You suppose the folks at the Drudge Report have figured out yet they were used, bamboozled, hoodwinked, manipulated and conned by the Obama campaign?

Yesterday DRUDGE, a typically savvy crew, posted what were purported to be Obama’s talking points for last night’s debate. You can read them
here (but why bother, since they weren’t real). Tens of thousands of folks did just that – read them on DRUDGE.

But if you watched last night’s debate, there’s wasn’t much alignment between the pre-released “talking points” and the debate talking by Obama.

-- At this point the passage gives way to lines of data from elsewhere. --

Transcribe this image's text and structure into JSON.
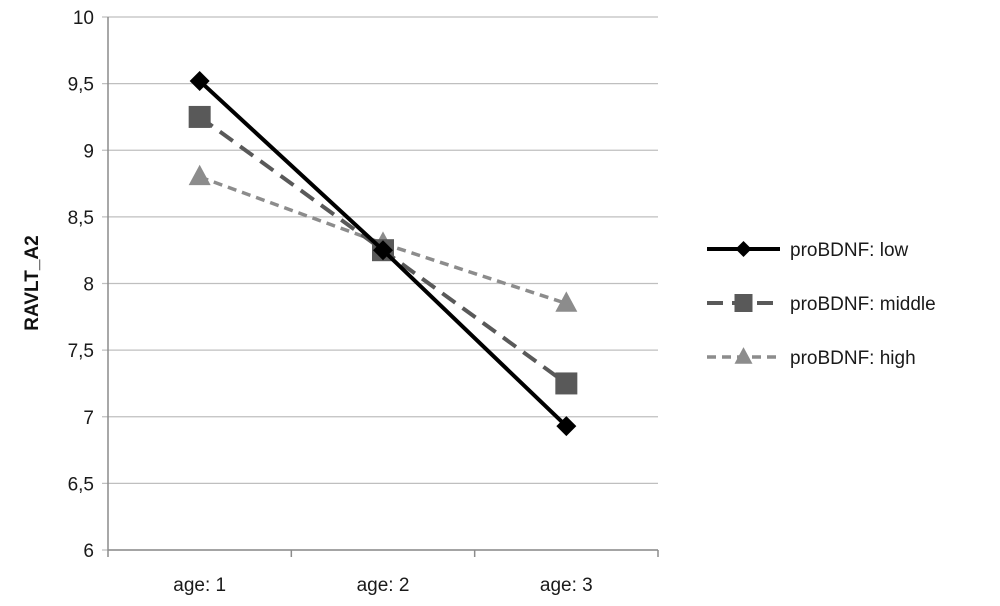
{
  "chart_data": {
    "type": "line",
    "ylabel": "RAVLT_A2",
    "xlabel": "",
    "title": "",
    "categories": [
      "age: 1",
      "age: 2",
      "age: 3"
    ],
    "ylim": [
      6,
      10
    ],
    "yticks": [
      6,
      6.5,
      7,
      7.5,
      8,
      8.5,
      9,
      9.5,
      10
    ],
    "ytick_labels": [
      "6",
      "6,5",
      "7",
      "7,5",
      "8",
      "8,5",
      "9",
      "9,5",
      "10"
    ],
    "grid": "horizontal",
    "legend_position": "right",
    "series": [
      {
        "name": "proBDNF: low",
        "values": [
          9.52,
          8.25,
          6.93
        ],
        "color": "#000000",
        "line": "solid",
        "marker": "diamond"
      },
      {
        "name": "proBDNF: middle",
        "values": [
          9.25,
          8.25,
          7.25
        ],
        "color": "#595959",
        "line": "dashed",
        "marker": "square"
      },
      {
        "name": "proBDNF: high",
        "values": [
          8.8,
          8.3,
          7.85
        ],
        "color": "#8c8c8c",
        "line": "dotted",
        "marker": "triangle"
      }
    ]
  }
}
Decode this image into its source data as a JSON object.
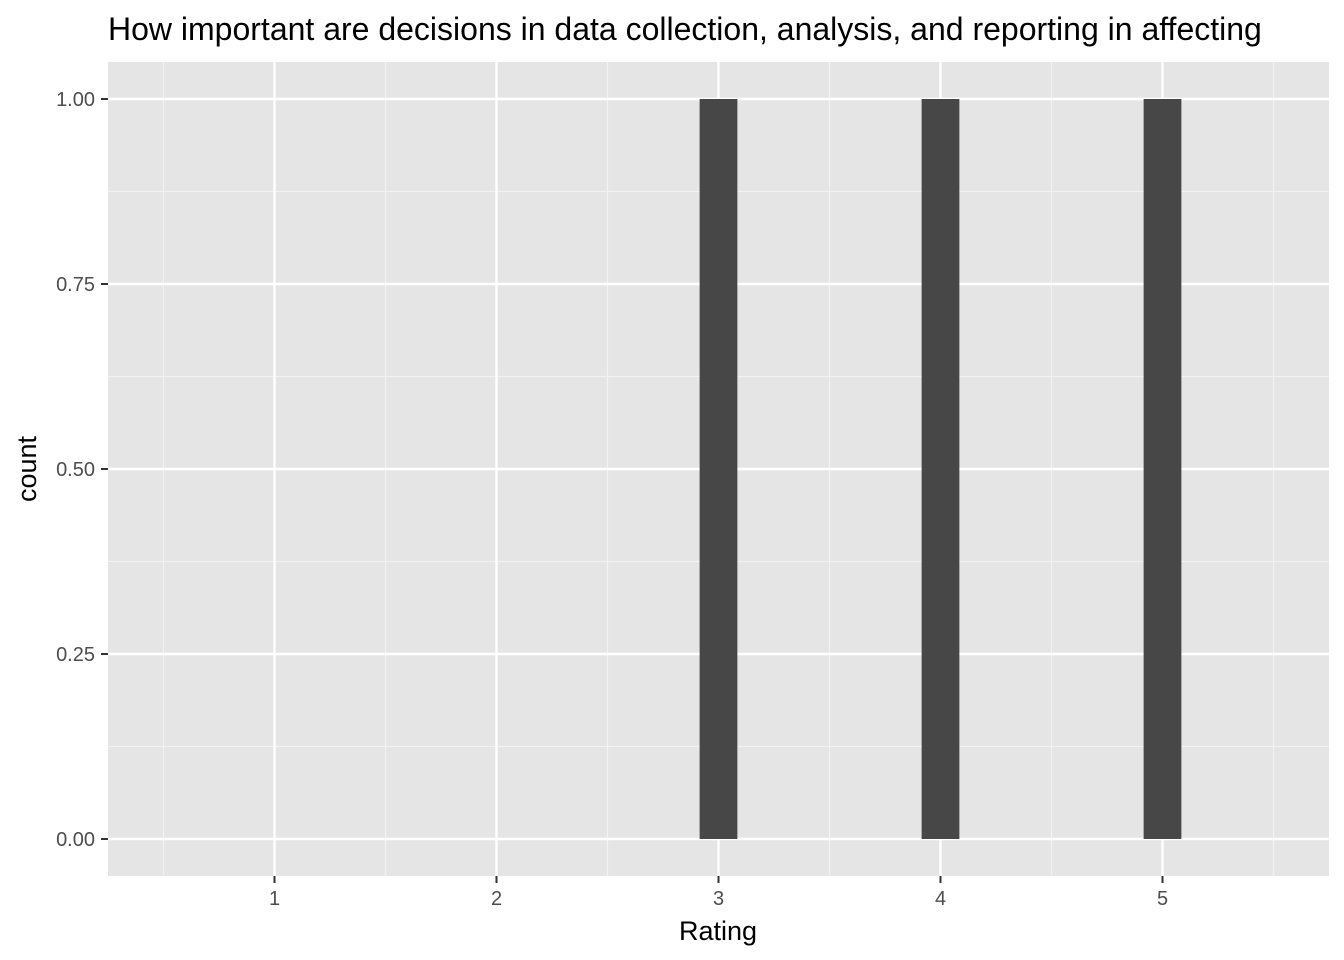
{
  "chart_data": {
    "type": "bar",
    "title": "How important are decisions in data collection, analysis, and reporting in affecting",
    "xlabel": "Rating",
    "ylabel": "count",
    "categories": [
      "1",
      "2",
      "3",
      "4",
      "5"
    ],
    "x": [
      1,
      2,
      3,
      4,
      5
    ],
    "bars": [
      {
        "x": 3,
        "count": 1
      },
      {
        "x": 4,
        "count": 1
      },
      {
        "x": 5,
        "count": 1
      }
    ],
    "xlim": [
      0.25,
      5.75
    ],
    "ylim": [
      -0.05,
      1.05
    ],
    "y_ticks": [
      0,
      0.25,
      0.5,
      0.75,
      1
    ],
    "y_tick_labels": [
      "0.00",
      "0.25",
      "0.50",
      "0.75",
      "1.00"
    ],
    "x_ticks": [
      1,
      2,
      3,
      4,
      5
    ],
    "x_tick_labels": [
      "1",
      "2",
      "3",
      "4",
      "5"
    ],
    "bar_width": 0.17,
    "grid": true,
    "legend": "none",
    "colors": {
      "panel_background": "#e5e5e5",
      "grid_major": "#ffffff",
      "grid_minor": "#f2f2f2",
      "bar_fill": "#474747",
      "tick_label": "#4d4d4d",
      "tick_mark": "#333333",
      "text": "#000000"
    }
  }
}
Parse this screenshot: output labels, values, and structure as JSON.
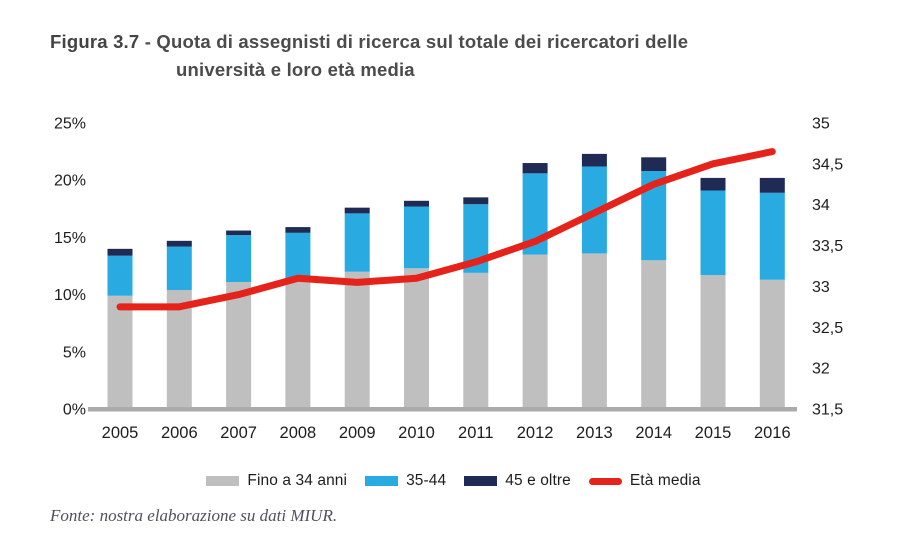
{
  "title": {
    "prefix": "Figura 3.7",
    "line1_rest": " - Quota di assegnisti di ricerca sul totale dei ricercatori delle",
    "line2": "università e loro età media"
  },
  "source": "Fonte: nostra elaborazione su dati MIUR.",
  "colors": {
    "bar_gray": "#bfbfbf",
    "bar_blue": "#29abe2",
    "bar_navy": "#1f2b54",
    "line_red": "#e5231b",
    "axis_line": "#ababab",
    "text_dark": "#1d1d1b",
    "title_gray": "#4b4b4a"
  },
  "chart_data": {
    "type": "bar",
    "stacked": true,
    "legend_position": "bottom",
    "grid": false,
    "categories": [
      "2005",
      "2006",
      "2007",
      "2008",
      "2009",
      "2010",
      "2011",
      "2012",
      "2013",
      "2014",
      "2015",
      "2016"
    ],
    "series": [
      {
        "name": "Fino a 34 anni",
        "type": "bar",
        "axis": "left",
        "color": "#bfbfbf",
        "values": [
          9.9,
          10.4,
          11.1,
          11.3,
          12.0,
          12.3,
          11.9,
          13.5,
          13.6,
          13.0,
          11.7,
          11.3
        ]
      },
      {
        "name": "35-44",
        "type": "bar",
        "axis": "left",
        "color": "#29abe2",
        "values": [
          3.5,
          3.8,
          4.1,
          4.1,
          5.1,
          5.4,
          6.0,
          7.1,
          7.6,
          7.8,
          7.4,
          7.6
        ]
      },
      {
        "name": "45 e oltre",
        "type": "bar",
        "axis": "left",
        "color": "#1f2b54",
        "values": [
          0.6,
          0.5,
          0.4,
          0.5,
          0.5,
          0.5,
          0.6,
          0.9,
          1.1,
          1.2,
          1.1,
          1.3
        ]
      },
      {
        "name": "Età media",
        "type": "line",
        "axis": "right",
        "color": "#e5231b",
        "values": [
          32.75,
          32.75,
          32.9,
          33.1,
          33.05,
          33.1,
          33.3,
          33.55,
          33.9,
          34.25,
          34.5,
          34.65
        ]
      }
    ],
    "left_axis": {
      "min": 0,
      "max": 25,
      "ticks": [
        {
          "value": 0,
          "label": "0%"
        },
        {
          "value": 5,
          "label": "5%"
        },
        {
          "value": 10,
          "label": "10%"
        },
        {
          "value": 15,
          "label": "15%"
        },
        {
          "value": 20,
          "label": "20%"
        },
        {
          "value": 25,
          "label": "25%"
        }
      ]
    },
    "right_axis": {
      "min": 31.5,
      "max": 35,
      "ticks": [
        {
          "value": 31.5,
          "label": "31,5"
        },
        {
          "value": 32,
          "label": "32"
        },
        {
          "value": 32.5,
          "label": "32,5"
        },
        {
          "value": 33,
          "label": "33"
        },
        {
          "value": 33.5,
          "label": "33,5"
        },
        {
          "value": 34,
          "label": "34"
        },
        {
          "value": 34.5,
          "label": "34,5"
        },
        {
          "value": 35,
          "label": "35"
        }
      ]
    }
  }
}
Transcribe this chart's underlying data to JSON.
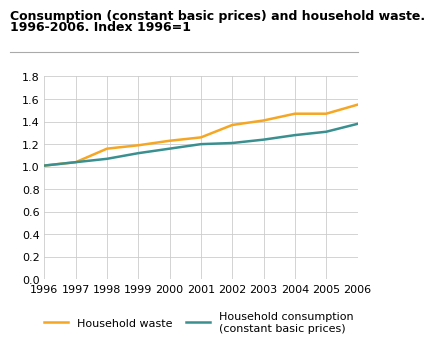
{
  "title_line1": "Consumption (constant basic prices) and household waste.",
  "title_line2": "1996-2006. Index 1996=1",
  "years": [
    1996,
    1997,
    1998,
    1999,
    2000,
    2001,
    2002,
    2003,
    2004,
    2005,
    2006
  ],
  "household_waste": [
    1.01,
    1.04,
    1.16,
    1.19,
    1.23,
    1.26,
    1.37,
    1.41,
    1.47,
    1.47,
    1.55
  ],
  "household_consumption": [
    1.01,
    1.04,
    1.07,
    1.12,
    1.16,
    1.2,
    1.21,
    1.24,
    1.28,
    1.31,
    1.38
  ],
  "waste_color": "#f5a623",
  "consumption_color": "#3a9090",
  "ylim": [
    0.0,
    1.8
  ],
  "yticks": [
    0.0,
    0.2,
    0.4,
    0.6,
    0.8,
    1.0,
    1.2,
    1.4,
    1.6,
    1.8
  ],
  "legend_waste": "Household waste",
  "legend_consumption": "Household consumption\n(constant basic prices)",
  "bg_color": "#ffffff",
  "grid_color": "#cccccc",
  "line_width": 1.8,
  "title_fontsize": 9.0,
  "tick_fontsize": 8.0,
  "legend_fontsize": 8.0
}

So…

Question: Just what was that big DRUDGE scoop about talking points all about in the first place?
Answer: Getting a free print ad on the most visited news web site on the planet in the pre-debate hype atmosphere.  

And the tactic worked!  (DRUDGE guys – you were had.)

You suppose the folks at DRUDGE know they were bamboozled by the Obama campaign?  Or care?

J.R. Dunn writes:

I'm relieved to see that Mac's goat-gland shots finally kicked in. If he'd been up tothis level previously, he'd be coasting by now. Of course, he's always been Mr.come-from-behind, and I don't believe any of those media polls packed with "Democratic-leaning" voters. I agree with Zogby that it'll come down to the wire. I'm not counting him out yet.